What we do know is that with genomic instability, we do see that patients actually respond better to immune checkpoint inhibitors and that's what kind of led to this particular combination. PARP inhibitors in preclinical studies have shown that there's an increase upregulation of PD-L1 as well as an increase in the STEAM pathway activation. This therefore increases the cytotoxic T-cell infiltration within the tumor itself.
We have seen in preclinical models that we have had sustained responses in mouse models. Clinically, there was actually the POLAR trial, which was recently published. This actually looked at pembrolizumab plus olaparib in patients with BRCA1, BRCA2, as well as PAB2 mutations. They reported actually 35% response rates as well as overall survival about 28 months. This is very encouraging that we see that this combination is showing signs of activity. My clinical trial was actually, and this was developed in conjunction with Alliance. Michael Pishvaian is my co-PI for this study. This actually was really looking at the combination of olaparib with pembrolizumab versus olaparib alone. This was the first randomized clinical trial.
This was actually a very collaborative effort. This clinical trial was actually done in SWOG. We led the clinical trial. It was also done through Alliance as well as ECOG-ACRIN and NRG. It was really a team effort to really get this to the finish line and get this clinical trial completed.
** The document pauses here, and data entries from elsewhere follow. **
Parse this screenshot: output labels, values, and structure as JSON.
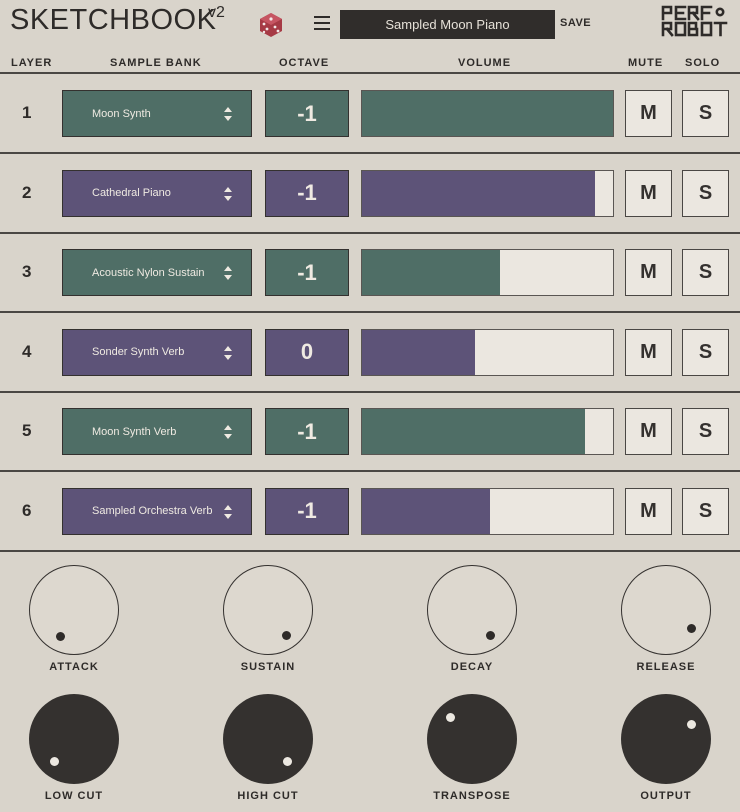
{
  "header": {
    "title": "SKETCHBOOK",
    "version": "v2",
    "preset_name": "Sampled Moon Piano",
    "save_label": "SAVE",
    "logo_text": "PERF ROBOT"
  },
  "columns": {
    "layer": "LAYER",
    "sample_bank": "SAMPLE BANK",
    "octave": "OCTAVE",
    "volume": "VOLUME",
    "mute": "MUTE",
    "solo": "SOLO"
  },
  "colors": {
    "green": "#4f6e66",
    "purple": "#5d5378",
    "dark": "#302d2b",
    "background": "#d9d4cb"
  },
  "layers": [
    {
      "number": "1",
      "bank": "Moon Synth",
      "octave": "-1",
      "volume": 1.0,
      "color": "green",
      "mute": "M",
      "solo": "S"
    },
    {
      "number": "2",
      "bank": "Cathedral Piano",
      "octave": "-1",
      "volume": 0.93,
      "color": "purple",
      "mute": "M",
      "solo": "S"
    },
    {
      "number": "3",
      "bank": "Acoustic Nylon Sustain",
      "octave": "-1",
      "volume": 0.55,
      "color": "green",
      "mute": "M",
      "solo": "S"
    },
    {
      "number": "4",
      "bank": "Sonder Synth Verb",
      "octave": "0",
      "volume": 0.45,
      "color": "purple",
      "mute": "M",
      "solo": "S"
    },
    {
      "number": "5",
      "bank": "Moon Synth Verb",
      "octave": "-1",
      "volume": 0.89,
      "color": "green",
      "mute": "M",
      "solo": "S"
    },
    {
      "number": "6",
      "bank": "Sampled Orchestra Verb",
      "octave": "-1",
      "volume": 0.51,
      "color": "purple",
      "mute": "M",
      "solo": "S"
    }
  ],
  "knobs": [
    {
      "label": "ATTACK",
      "style": "light",
      "angle_deg": 210
    },
    {
      "label": "SUSTAIN",
      "style": "light",
      "angle_deg": 145
    },
    {
      "label": "DECAY",
      "style": "light",
      "angle_deg": 145
    },
    {
      "label": "RELEASE",
      "style": "light",
      "angle_deg": 125
    },
    {
      "label": "LOW CUT",
      "style": "dark",
      "angle_deg": 220
    },
    {
      "label": "HIGH CUT",
      "style": "dark",
      "angle_deg": 140
    },
    {
      "label": "TRANSPOSE",
      "style": "dark",
      "angle_deg": 315
    },
    {
      "label": "OUTPUT",
      "style": "dark",
      "angle_deg": 60
    }
  ]
}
We did have a very high bar for the clinical trial. We're looking to improve progression-free survival from seven months up to 11.7 months. We did have a futility analysis built into the clinical trial after about 50 events or 50% of the events. What we ended up seeing in this clinical trial was that the trial was actually closed early because we actually didn't meet that bar, but we did see that there were actually signs of activity.
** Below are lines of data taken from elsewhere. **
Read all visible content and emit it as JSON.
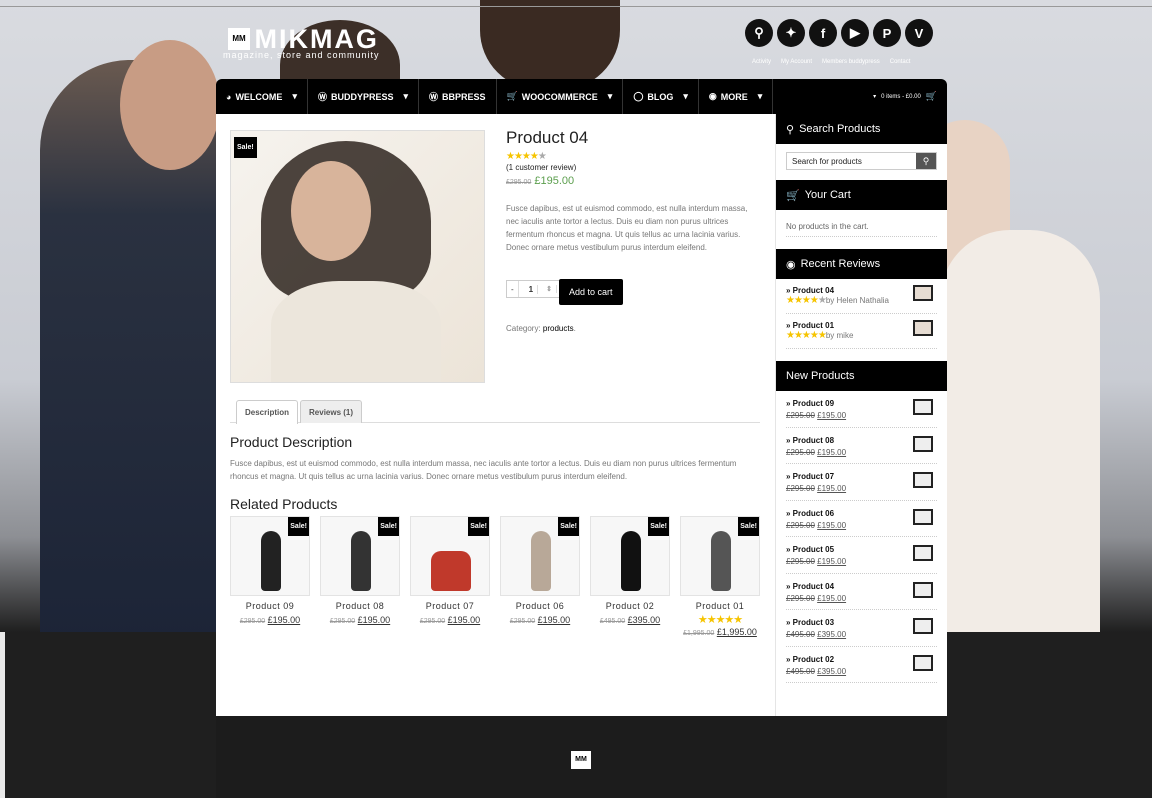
{
  "header": {
    "logo_mark": "MM",
    "logo_text": "MIKMAG",
    "tagline": "magazine, store and community",
    "social_icons": [
      "search-icon",
      "twitter-icon",
      "facebook-icon",
      "youtube-icon",
      "pinterest-icon",
      "vimeo-icon"
    ],
    "social_glyphs": [
      "⚲",
      "✦",
      "f",
      "▶",
      "P",
      "V"
    ],
    "top_links": [
      "Activity",
      "My Account",
      "Members buddypress",
      "Contact"
    ]
  },
  "nav": {
    "items": [
      {
        "icon": "◕",
        "label": "WELCOME",
        "caret": "▾"
      },
      {
        "icon": "Ⓦ",
        "label": "BUDDYPRESS",
        "caret": "▾"
      },
      {
        "icon": "Ⓦ",
        "label": "BBPRESS",
        "caret": ""
      },
      {
        "icon": "🛒",
        "label": "WOOCOMMERCE",
        "caret": "▾"
      },
      {
        "icon": "◯",
        "label": "BLOG",
        "caret": "▾"
      },
      {
        "icon": "◉",
        "label": "MORE",
        "caret": "▾"
      }
    ],
    "cart_summary": "0 items - £0.00"
  },
  "product": {
    "sale_badge": "Sale!",
    "title": "Product 04",
    "review_count": "(1 customer review)",
    "old_price": "£295.00",
    "new_price": "£195.00",
    "description": "Fusce dapibus, est ut euismod commodo, est nulla interdum massa, nec iaculis ante tortor a lectus. Duis eu diam non purus ultrices fermentum rhoncus et magna. Ut quis tellus ac urna lacinia varius. Donec ornare metus vestibulum purus interdum eleifend.",
    "qty_minus": "-",
    "qty_value": "1",
    "qty_plus": "+",
    "add_to_cart": "Add to cart",
    "category_label": "Category:",
    "category_value": "products"
  },
  "tabs": [
    "Description",
    "Reviews (1)"
  ],
  "description_section": {
    "heading": "Product Description",
    "text": "Fusce dapibus, est ut euismod commodo, est nulla interdum massa, nec iaculis ante tortor a lectus. Duis eu diam non purus ultrices fermentum rhoncus et magna. Ut quis tellus ac urna lacinia varius. Donec ornare metus vestibulum purus interdum eleifend."
  },
  "related": {
    "heading": "Related Products",
    "items": [
      {
        "name": "Product 09",
        "old": "£295.00",
        "new": "£195.00",
        "sale": "Sale!",
        "stars": "",
        "color": "#222"
      },
      {
        "name": "Product 08",
        "old": "£295.00",
        "new": "£195.00",
        "sale": "Sale!",
        "stars": "",
        "color": "#333"
      },
      {
        "name": "Product 07",
        "old": "£295.00",
        "new": "£195.00",
        "sale": "Sale!",
        "stars": "",
        "color": "#c0392b"
      },
      {
        "name": "Product 06",
        "old": "£295.00",
        "new": "£195.00",
        "sale": "Sale!",
        "stars": "",
        "color": "#b8a898"
      },
      {
        "name": "Product 02",
        "old": "£495.00",
        "new": "£395.00",
        "sale": "Sale!",
        "stars": "",
        "color": "#111"
      },
      {
        "name": "Product 01",
        "old": "£1,995.00",
        "new": "£1,995.00",
        "sale": "Sale!",
        "stars": "★★★★★",
        "color": "#555"
      }
    ]
  },
  "sidebar": {
    "search_title": "Search Products",
    "search_placeholder": "Search for products",
    "cart_title": "Your Cart",
    "cart_empty": "No products in the cart.",
    "reviews_title": "Recent Reviews",
    "reviews": [
      {
        "title": "» Product 04",
        "by": "by Helen Nathalia",
        "stars": "★★★★",
        "off": "★"
      },
      {
        "title": "» Product 01",
        "by": "by mike",
        "stars": "★★★★★",
        "off": ""
      }
    ],
    "new_products_title": "New Products",
    "new_products": [
      {
        "title": "» Product 09",
        "old": "£295.00",
        "new": "£195.00"
      },
      {
        "title": "» Product 08",
        "old": "£295.00",
        "new": "£195.00"
      },
      {
        "title": "» Product 07",
        "old": "£295.00",
        "new": "£195.00"
      },
      {
        "title": "» Product 06",
        "old": "£295.00",
        "new": "£195.00"
      },
      {
        "title": "» Product 05",
        "old": "£295.00",
        "new": "£195.00"
      },
      {
        "title": "» Product 04",
        "old": "£295.00",
        "new": "£195.00"
      },
      {
        "title": "» Product 03",
        "old": "£495.00",
        "new": "£395.00"
      },
      {
        "title": "» Product 02",
        "old": "£495.00",
        "new": "£395.00"
      }
    ]
  },
  "footer": {
    "mark": "MM"
  }
}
The overall response rate was 28% compared to about 18% in the olaparib alone arm. The progression-free survival also increased from 6.4 months up to 8.2 months. We're seeing signs of clinical activity, but we didn't meet that bar of going from 7 all the way up to 11.7 months.
We did bank tissue as well as blood samples. It's going to be really important in terms of the correlative work to really look at that select population that may benefit from this particular type of therapy. We're going to be doing some ongoing biomarker analysis.
Source:
Chung V, Guthrie KA, Pishvaian MJ, et al. Randomized phase II trial of olaparib and pembrolizumab vs olaparib alone as maintenance therapy in metastatic pancreatic cancer patients with germline BRCA1 or BRCA2 (gBRCA1/2) mutations: SWOG S2001. Presented at the ASCO Annual Meeting. May 29 - June 2, 2026. Chicago, Illinois. Abstract 4012.